QUAND UN SÉISME FRAPPE UNE VILLE EN PLEIN CONFINEMENT

23 mars 2020

C’est en plein confinement provoqué par l’épidémie de coronavirus que Zagreb a été frappé par un violent séisme, dimanche 22 mars aux premières heures du jour. Récit d’une journée de peur et de désespoir.

Dimanche 22 mars, à 6h23 du matin, un violent séisme d’une magnitude de 5.4 tire du sommeil les habitants de Zagreb. En pyjamas et tenues de nuit, les citoyens de la capitale croate se précipitent dans les rues et dans les cours, bouleversés. « D’abord le coronavirus et puis maintenant un tremblement de terre. Cela n’en finira donc jamais ! », s’exaspère un voisin.

Le séisme a beau avoir été d’une violence impressionnante, les gens n’oublient pas les consignes concernant l’épidémie de coronavirus, qui continue de se propager en Croatie. Fuyant leurs immeubles, poussés dans la rue par la peur, sous le choc, tous ou presque portent des masques et se tiennent à un ou deux mètres de distance les uns des autres. Au premier séisme succèdent quelques répliques, dont l’une plus forte que les autres…

« Quand ma chambre s’est mise à trembler, le lit, les armoires, les murs, le coronavirus était bien sûr la dernière chose que j’avais à l’esprit. Après le choc initial, nous sommes tout de suite sortis dehors, en pyjama, en pantoufles, avec nos chiens », raconte Mia, 29 ans, qui habite en banlieue de la capitale. « Après la deuxième secousse, nous avons fait un sac en emportant juste l’essentiel, même si dans ces moments-là, on ne sait plus très bien ce qui est essentiel. Comme il a fait très froid dans la matinée, nous sommes rentrés à la maison après quelques heures, mais la peur d’un autre séisme ne nous quitte plus. »

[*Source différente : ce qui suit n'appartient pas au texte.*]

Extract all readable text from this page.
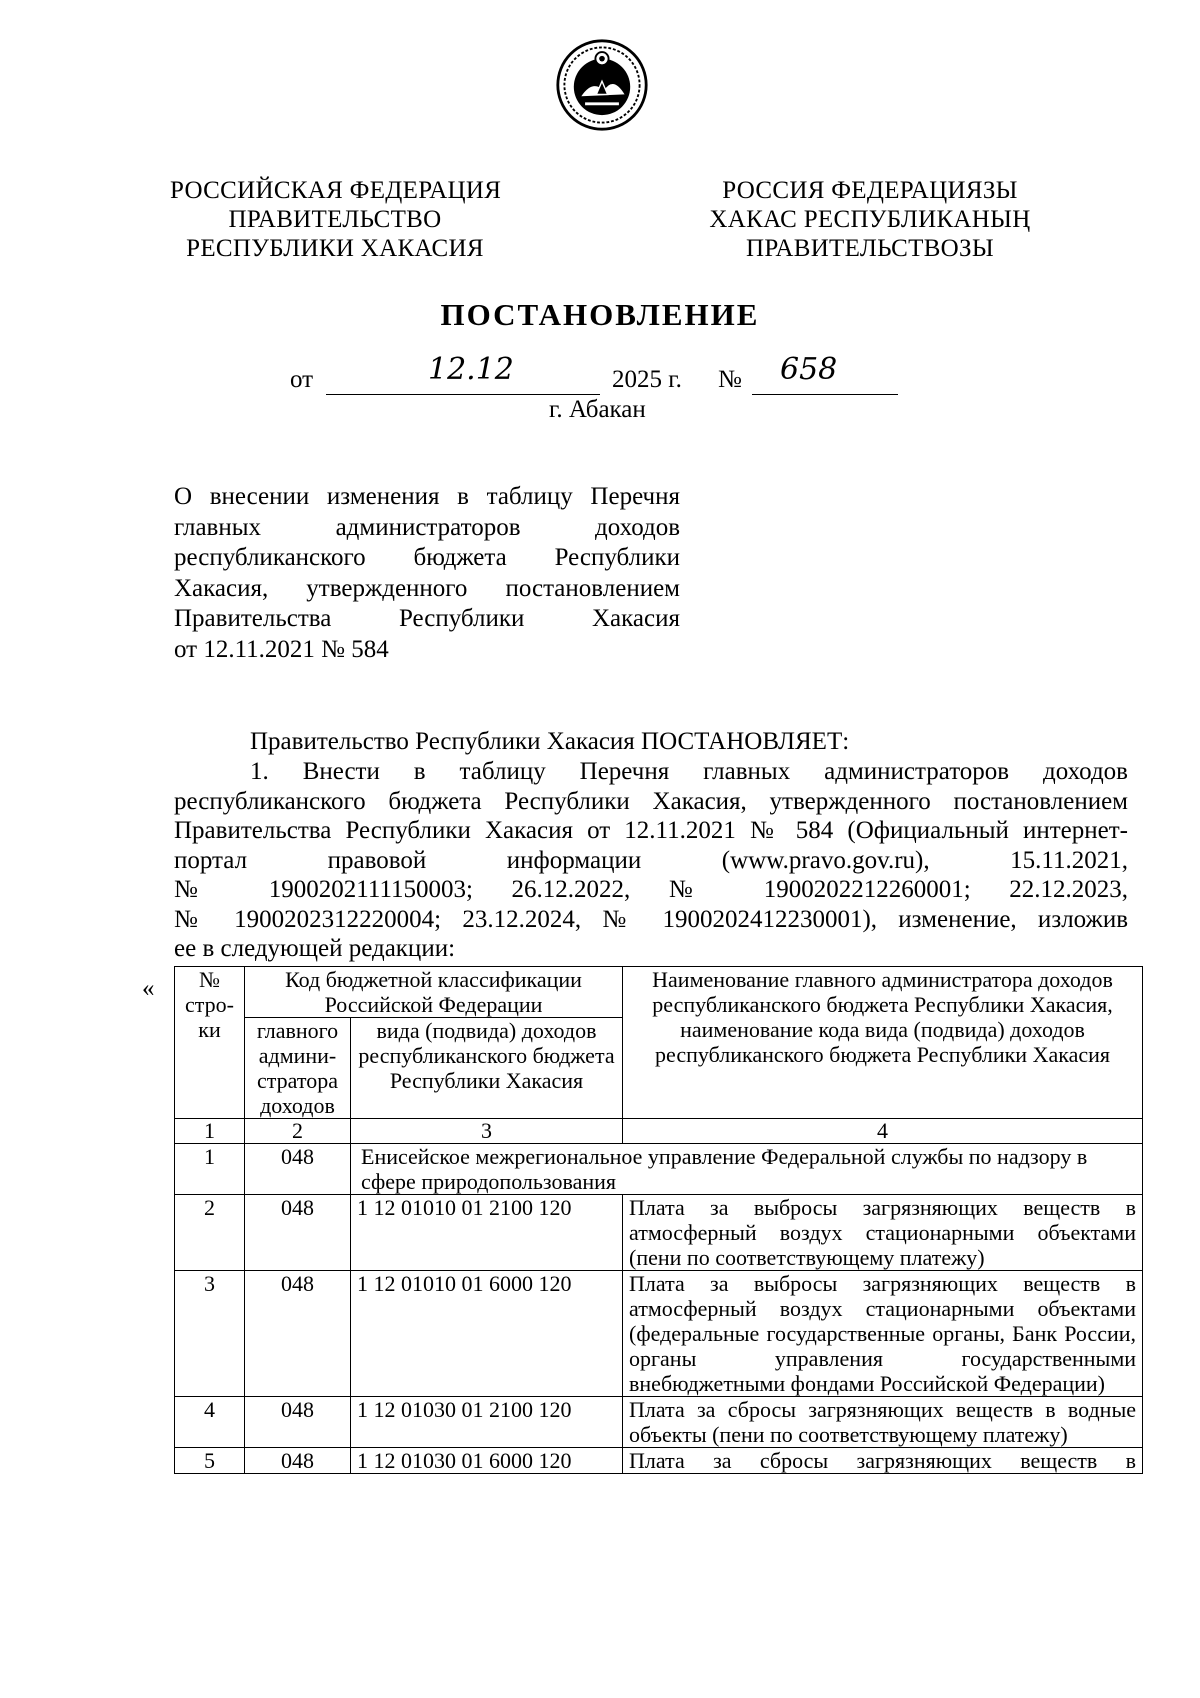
РОССИЙСКАЯ ФЕДЕРАЦИЯ
ПРАВИТЕЛЬСТВО
РЕСПУБЛИКИ ХАКАСИЯ
РОССИЯ ФЕДЕРАЦИЯЗЫ
ХАКАС РЕСПУБЛИКАНЫҢ
ПРАВИТЕЛЬСТВОЗЫ
ПОСТАНОВЛЕНИЕ
от	12.12	2025 г. № 658
г. Абакан
О внесении изменения в таблицу Перечня
главных администраторов доходов
республиканского бюджета Республики
Хакасия, утвержденного постановлением
Правительства Республики Хакасия
от 12.11.2021 № 584
Правительство Республики Хакасия ПОСТАНОВЛЯЕТ:
1. Внести в таблицу Перечня главных администраторов доходов
республиканского бюджета Республики Хакасия, утвержденного постановлением
Правительства Республики Хакасия от 12.11.2021 № 584 (Официальный интернет-
портал правовой информации (www.pravo.gov.ru), 15.11.2021,
№ 1900202111150003; 26.12.2022, № 1900202212260001; 22.12.2023,
№ 1900202312220004; 23.12.2024, № 1900202412230001), изменение, изложив
ее в следующей редакции:
« № стро-ки	Код бюджетной классификации Российской Федерации		Наименование главного администратора доходов республиканского бюджета Республики Хакасия, наименование кода вида (подвида) доходов республиканского бюджета Республики Хакасия
	главного админи-стратора доходов	вида (подвида) доходов республиканского бюджета Республики Хакасия	
1	2	3	4
1	048	Енисейское межрегиональное управление Федеральной службы по надзору в сфере природопользования	
2	048	1 12 01010 01 2100 120	Плата за выбросы загрязняющих веществ в атмосферный воздух стационарными объектами (пени по соответствующему платежу)
3	048	1 12 01010 01 6000 120	Плата за выбросы загрязняющих веществ в атмосферный воздух стационарными объектами (федеральные государственные органы, Банк России, органы управления государственными внебюджетными фондами Российской Федерации)
4	048	1 12 01030 01 2100 120	Плата за сбросы загрязняющих веществ в водные объекты (пени по соответствующему платежу)
5	048	1 12 01030 01 6000 120	Плата за сбросы загрязняющих веществ в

Vers 11h, tout le monde commence à y voir plus clair. Les dégâts matériels sont conséquents, surtout dans le centre, où les trottoirs sont jonchés de gravats tombés des vieilles façades. Certaines voitures sont écrasées. « Heureusement que le tremblement de terre est arrivé un dimanche matin à 6h25 », lance le maire Milan Bandić, lors d’une conférence de presse. Effectivement, compte tenu des dégâts dans les rues Đorđićeva ou Gajeva, le bilan aurait pu être bien plus lourd. La rumeur prétendant qu’un adolescent de 15 ans serait décédé se propage dans les médias et sur les réseaux sociaux. Il s’agit en fait d’une jeune fille, toujours en vie, mais dans un état grave au moment de l’écriture de ces lignes.

« Nous sommes confrontés à deux situations de crise contradictoires », explique le Premier ministre Andrej Plenković. « Il ne faut pas céder à la panique et se précipiter vers les stations-service pour fuir la ville. Maintenez les distances de sécurité, conformément aux recommandations du Comité de protection civile relatives à l’épidémie du coronavirus », martèle le chef du gouvernement croate.

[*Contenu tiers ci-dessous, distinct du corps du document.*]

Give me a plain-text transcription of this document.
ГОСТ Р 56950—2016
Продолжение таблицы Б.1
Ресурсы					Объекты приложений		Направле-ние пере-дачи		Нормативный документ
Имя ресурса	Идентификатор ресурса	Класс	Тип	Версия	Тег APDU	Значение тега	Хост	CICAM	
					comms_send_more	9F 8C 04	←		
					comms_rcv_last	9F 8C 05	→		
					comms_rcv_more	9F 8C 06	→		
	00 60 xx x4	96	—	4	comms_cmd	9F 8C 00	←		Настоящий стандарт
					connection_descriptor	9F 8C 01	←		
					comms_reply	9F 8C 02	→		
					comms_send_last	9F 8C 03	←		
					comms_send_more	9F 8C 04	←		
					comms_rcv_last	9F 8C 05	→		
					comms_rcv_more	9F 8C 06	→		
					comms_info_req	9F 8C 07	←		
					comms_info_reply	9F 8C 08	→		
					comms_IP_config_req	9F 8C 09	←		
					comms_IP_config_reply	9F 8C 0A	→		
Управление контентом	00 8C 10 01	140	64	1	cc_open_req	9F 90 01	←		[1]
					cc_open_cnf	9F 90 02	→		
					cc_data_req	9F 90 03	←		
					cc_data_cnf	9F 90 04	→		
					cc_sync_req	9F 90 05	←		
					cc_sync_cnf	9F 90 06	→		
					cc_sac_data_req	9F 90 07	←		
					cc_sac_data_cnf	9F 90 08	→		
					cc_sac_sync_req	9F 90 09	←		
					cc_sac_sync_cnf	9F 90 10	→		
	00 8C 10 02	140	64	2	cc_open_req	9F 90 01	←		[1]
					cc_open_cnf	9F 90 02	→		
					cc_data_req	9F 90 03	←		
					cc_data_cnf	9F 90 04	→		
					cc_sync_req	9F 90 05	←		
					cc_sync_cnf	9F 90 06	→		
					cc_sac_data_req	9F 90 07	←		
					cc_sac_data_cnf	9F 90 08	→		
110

L’armée croate est rapidement déployée dans les rues et la situation se stabilise dans l’après-midi. Le personnel de la Croix rouge, équipé de masques et de gants de protection, distribue des repas chauds sur plusieurs sites, dont le parc de Zrinjevac.

À 15h30, on compte 17 blessés dans les comtés de Zagreb et de Krapina-Zagorje. Un hébergement temporaire est assuré dans la cité universitaire Cvjetno naselje à Zagreb, pour les résidents qui ont dû quitter leurs domiciles fragilisés par les secousses. La Cathédrale de Zagreb a été touchée, tout comme l’église de la Transfiguration située à Cvjetni trg, dans le centre, mais aussi le bâtiment Parlement ou encore le siège du Conseil national serbe.